Difficile cominciare a scrivere stamattina. Difficile perché c’è così tanto dentro, oggi, così tanto da dire che le parole potrebbero non bastare o, peggio ancora, sminuire ciò che è così grande e puro. Ma non abbiamo forse anche sminuito il valore di un “ti amo”, ripetendolo invano? Eppure è la parola che è stata sminuita non l’amore. O non abbiamo forse anche sminuito il valore della solidarietà? Con la menzogna, con il calcolo. Eppure è solo la parola che è stata sminuita non un abbraccio, non un sorriso. Alla vista di chi non ha occhi, un marito che insegna alla moglie ad andare in bici è soltanto la scena di una ritardata che non ha imparato a fare da piccola ciò che il mondo ha imparato a fare da piccolo. Alla vista di chi ha occhi, invece, la stessa scena è una scena romantica, una scena d’amore come quella di un padre che, con pazienza, insegna qualcosa alla propria figlia. Non è la scena a cambiare, lo è la nostra vista.

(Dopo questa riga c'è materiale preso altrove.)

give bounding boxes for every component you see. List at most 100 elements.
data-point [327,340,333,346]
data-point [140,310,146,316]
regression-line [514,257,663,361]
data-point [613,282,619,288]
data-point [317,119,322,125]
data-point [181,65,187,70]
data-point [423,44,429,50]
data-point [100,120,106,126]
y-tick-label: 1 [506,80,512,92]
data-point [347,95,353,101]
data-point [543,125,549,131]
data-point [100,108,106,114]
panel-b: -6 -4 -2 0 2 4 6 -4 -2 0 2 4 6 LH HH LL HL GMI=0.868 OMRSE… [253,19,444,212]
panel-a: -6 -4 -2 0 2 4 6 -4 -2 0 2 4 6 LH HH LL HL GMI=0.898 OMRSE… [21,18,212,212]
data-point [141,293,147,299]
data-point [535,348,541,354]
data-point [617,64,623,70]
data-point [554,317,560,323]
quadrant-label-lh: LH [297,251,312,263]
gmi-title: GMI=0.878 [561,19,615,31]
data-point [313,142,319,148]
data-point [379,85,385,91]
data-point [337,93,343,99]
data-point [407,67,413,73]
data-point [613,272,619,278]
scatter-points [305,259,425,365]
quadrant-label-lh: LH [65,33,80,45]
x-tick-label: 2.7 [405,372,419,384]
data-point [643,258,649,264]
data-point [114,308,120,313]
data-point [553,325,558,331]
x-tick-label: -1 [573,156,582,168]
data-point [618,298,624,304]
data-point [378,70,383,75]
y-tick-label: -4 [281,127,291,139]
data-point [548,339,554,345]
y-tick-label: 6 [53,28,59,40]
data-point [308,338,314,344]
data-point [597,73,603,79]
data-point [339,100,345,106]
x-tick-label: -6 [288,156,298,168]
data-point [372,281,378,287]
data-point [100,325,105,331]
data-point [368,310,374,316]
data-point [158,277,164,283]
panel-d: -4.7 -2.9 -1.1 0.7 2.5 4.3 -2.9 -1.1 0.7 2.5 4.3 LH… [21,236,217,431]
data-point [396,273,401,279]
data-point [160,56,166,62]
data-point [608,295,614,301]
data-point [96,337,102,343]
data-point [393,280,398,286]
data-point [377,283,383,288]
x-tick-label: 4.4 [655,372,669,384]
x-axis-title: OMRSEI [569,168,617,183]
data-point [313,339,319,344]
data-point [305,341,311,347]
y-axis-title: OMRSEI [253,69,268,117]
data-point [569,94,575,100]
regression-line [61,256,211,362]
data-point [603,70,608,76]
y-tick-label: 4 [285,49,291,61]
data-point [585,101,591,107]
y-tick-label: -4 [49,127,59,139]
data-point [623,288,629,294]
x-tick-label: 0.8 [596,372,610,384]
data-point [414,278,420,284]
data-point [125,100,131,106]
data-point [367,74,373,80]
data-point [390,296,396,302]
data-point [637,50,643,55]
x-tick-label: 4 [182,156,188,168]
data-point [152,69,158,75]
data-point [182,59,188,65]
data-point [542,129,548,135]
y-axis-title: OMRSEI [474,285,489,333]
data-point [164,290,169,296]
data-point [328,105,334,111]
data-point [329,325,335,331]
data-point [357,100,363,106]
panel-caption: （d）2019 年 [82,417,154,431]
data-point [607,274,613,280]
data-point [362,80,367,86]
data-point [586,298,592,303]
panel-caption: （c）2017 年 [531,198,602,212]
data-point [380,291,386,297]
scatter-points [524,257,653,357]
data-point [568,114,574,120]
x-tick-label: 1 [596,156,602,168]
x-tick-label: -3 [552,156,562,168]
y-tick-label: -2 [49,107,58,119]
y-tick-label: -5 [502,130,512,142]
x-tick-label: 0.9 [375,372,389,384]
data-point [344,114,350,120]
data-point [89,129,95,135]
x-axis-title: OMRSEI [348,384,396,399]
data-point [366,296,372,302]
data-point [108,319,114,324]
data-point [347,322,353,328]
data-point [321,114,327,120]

Così come non è la scena a cambiare ma la nostra vista quando facciamo del bene… anche rischiando di venir buttati a terra. Perché non sono fatti nostri, no? Dopotutto chi ce lo fa fare! Di dare una parola di conforto ad uno sconosciuto, (abbiamo già così tanti problemi di nostro!), di fare un regalo improvviso a un amico, (e a noi i regali chi ce li fa?), di mandare un messaggio a qualcuno lontano, (potrebbe anche scrivere prima lui/lei!), di chiedere scusa, (non siamo stati mica noi a iniziare!), di dire grazie, (per tutti i favori che gli abbiamo fatto noi!), di sorridere, (perché dovremmo farci prendere per scemi se gli altri manco ci dicono ciao?), di non giudicare, (ma con me lo fanno sempre!). Non è la scena a cambiare, non lo è neanche quando veniamo buttati a terra. Perché il bene riconosce sé stesso e, il giorno in cui quel bene tornerà, verrà. Ogni azione è un’energia che muove il mondo, trasformandosi e ritrasformandosi ancora per poi tornare. Magari proprio sotto forma di un orecchio pronto ad ascoltarci. Magari proprio sotto forma di un sorriso. Magari proprio sotto forma di un grazie, di uno -scusa, di un messaggio, di un dono, di una parola di conforto, di una rinascita… di una nuova vita.